When the government, local council or a utility company serves
the owner of a property with a notice, it means that they have the
legal right to buy or take rights over property that fall within a
public or private construction project, such as airport expansion,
installation of electricity pylons and cables, flood defence works,
housing developments, telecoms sites, rail- or road-building
projects, sewage, water or gas pipe schemes. We have a good deal of
experience of compulsory purchase cases and can advise on ways to
deal with a notice and its implications in the most profitable and
least disruptive way.
A notice can be confusing from the start as neighbours, who will
all be affected by the scheme, are often served notices with
differing expiry dates. If you own an easement under the
legislation, you are not entitled to be served with a notice. All
schemes should provide compensation to householders, landowners,
farmers and tenants who will be affected by the works.

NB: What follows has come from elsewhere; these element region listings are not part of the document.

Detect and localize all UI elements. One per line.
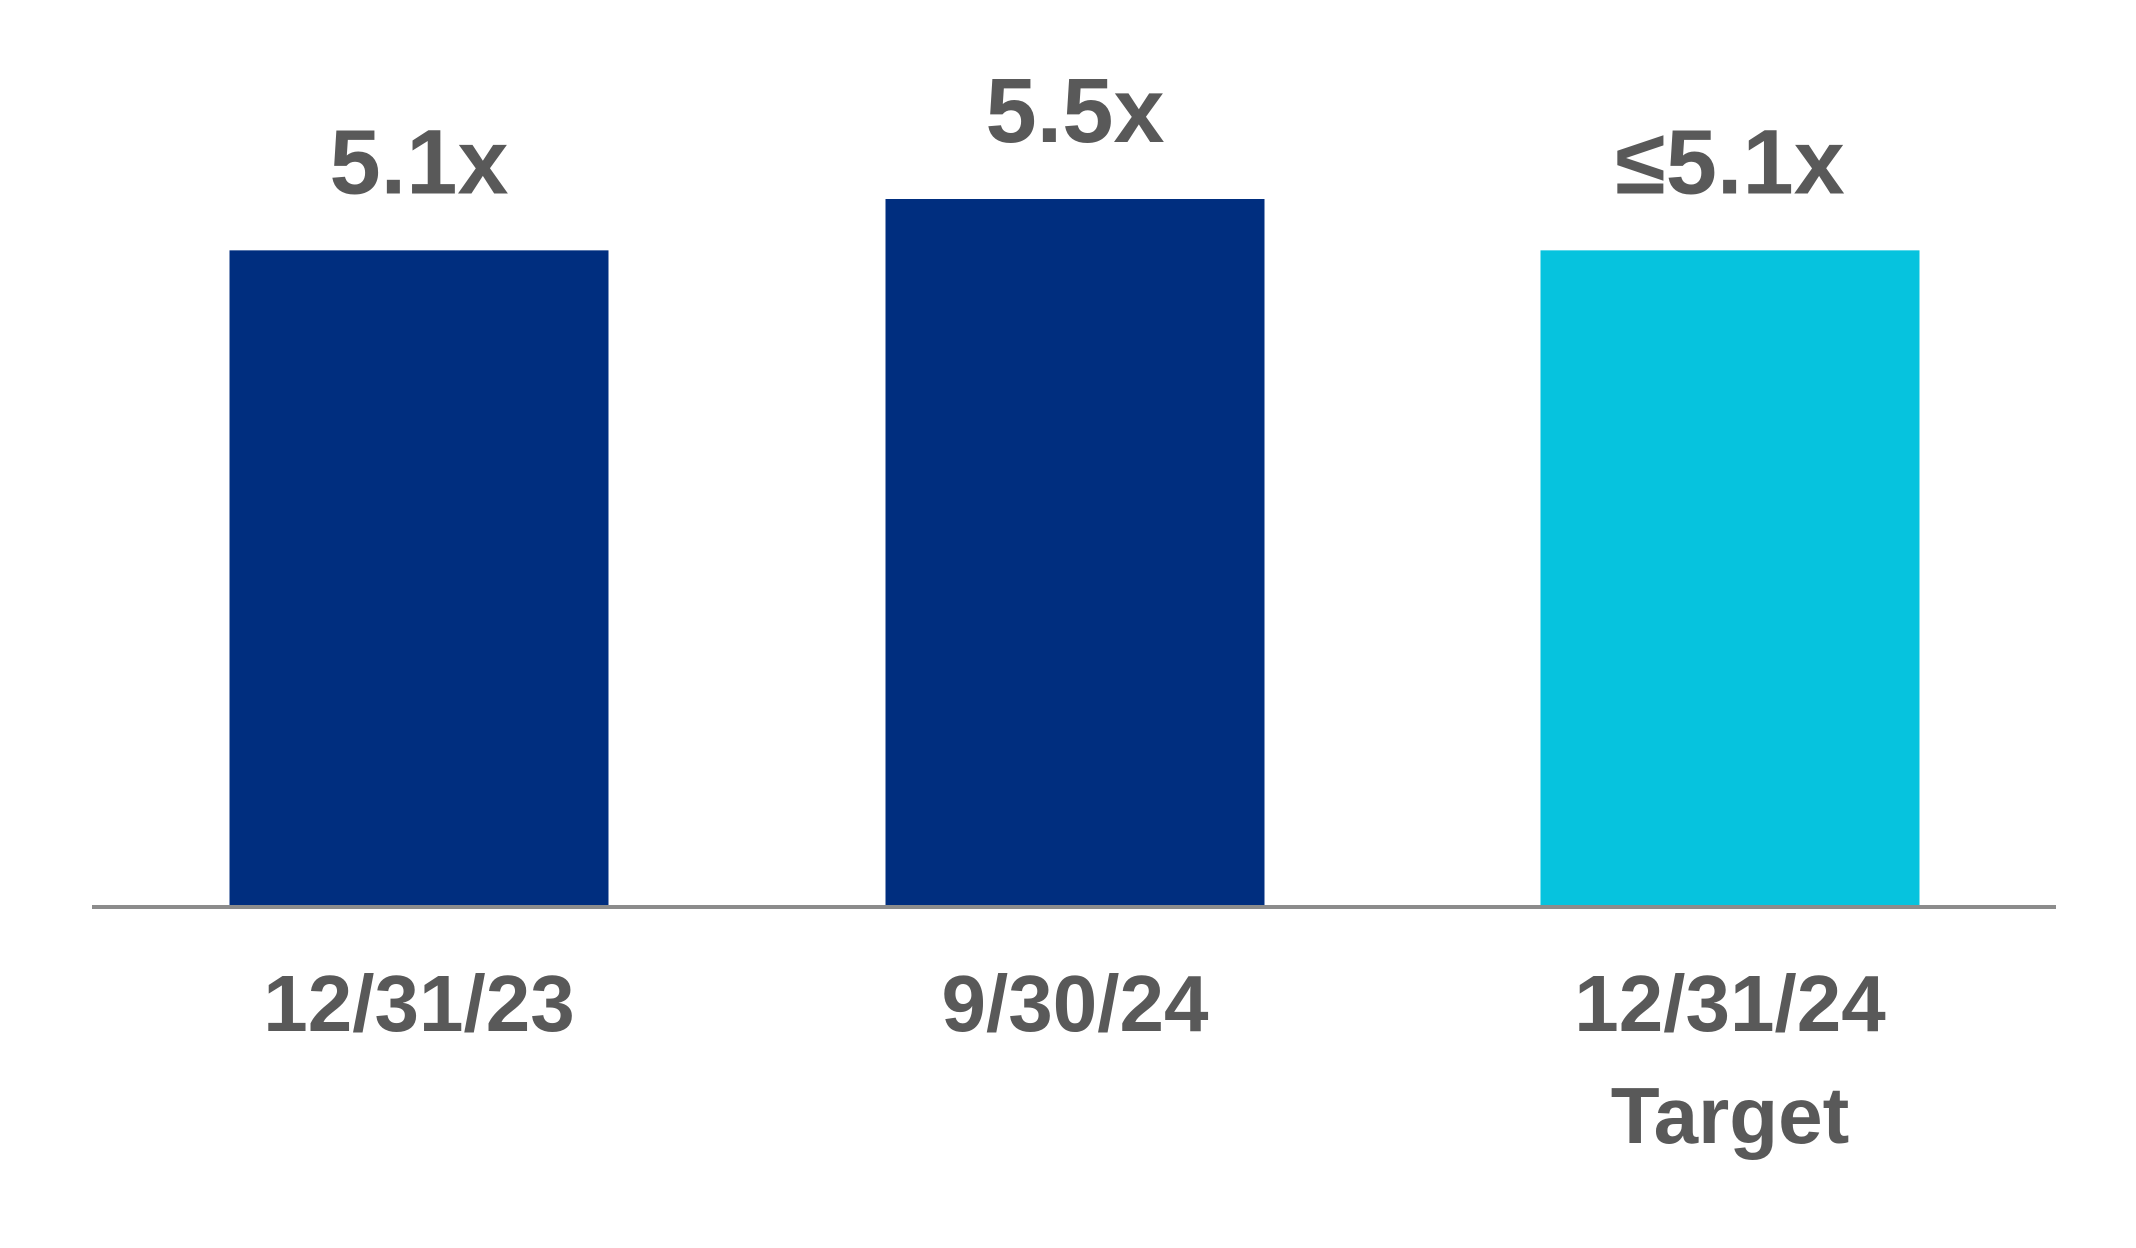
bar xyxy=(1540,250,1920,905)
bar xyxy=(885,199,1265,905)
value-label: 5.5x xyxy=(985,60,1164,162)
bar xyxy=(229,250,609,905)
x-tick-label: 9/30/24 xyxy=(941,959,1209,1048)
value-label: ≤5.1x xyxy=(1615,111,1845,213)
value-label: 5.1x xyxy=(329,111,508,213)
x-tick-label: 12/31/24 Target xyxy=(1574,959,1886,1160)
x-tick-label: 12/31/23 xyxy=(263,959,575,1048)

Our experts will look at the compulsory purchase order or
statutory notice to carry out works such as laying pipes or cables
or erecting a telecoms mast, and in consultation with colleagues
from other departments work out the most suitable response. Often
our fees can be claimed from the authority concerned.
In consultation with the client and using our local experience
and knowledge, as well as the firm's broad experience of compulsory
purchases all over the UK, we will inform the authority of the
projected effects of the scheme. This can include enjoyment of
residential property, ability to work farmland during and after the
works, and any impact on wildlife or conservation schemes which are
already in place. We will often ask for accommodation works which
can help limit adverse effects of compulsory purchase schemes on
property and might include building an underpass to access severed
land or tree planting to lessen traffic noise.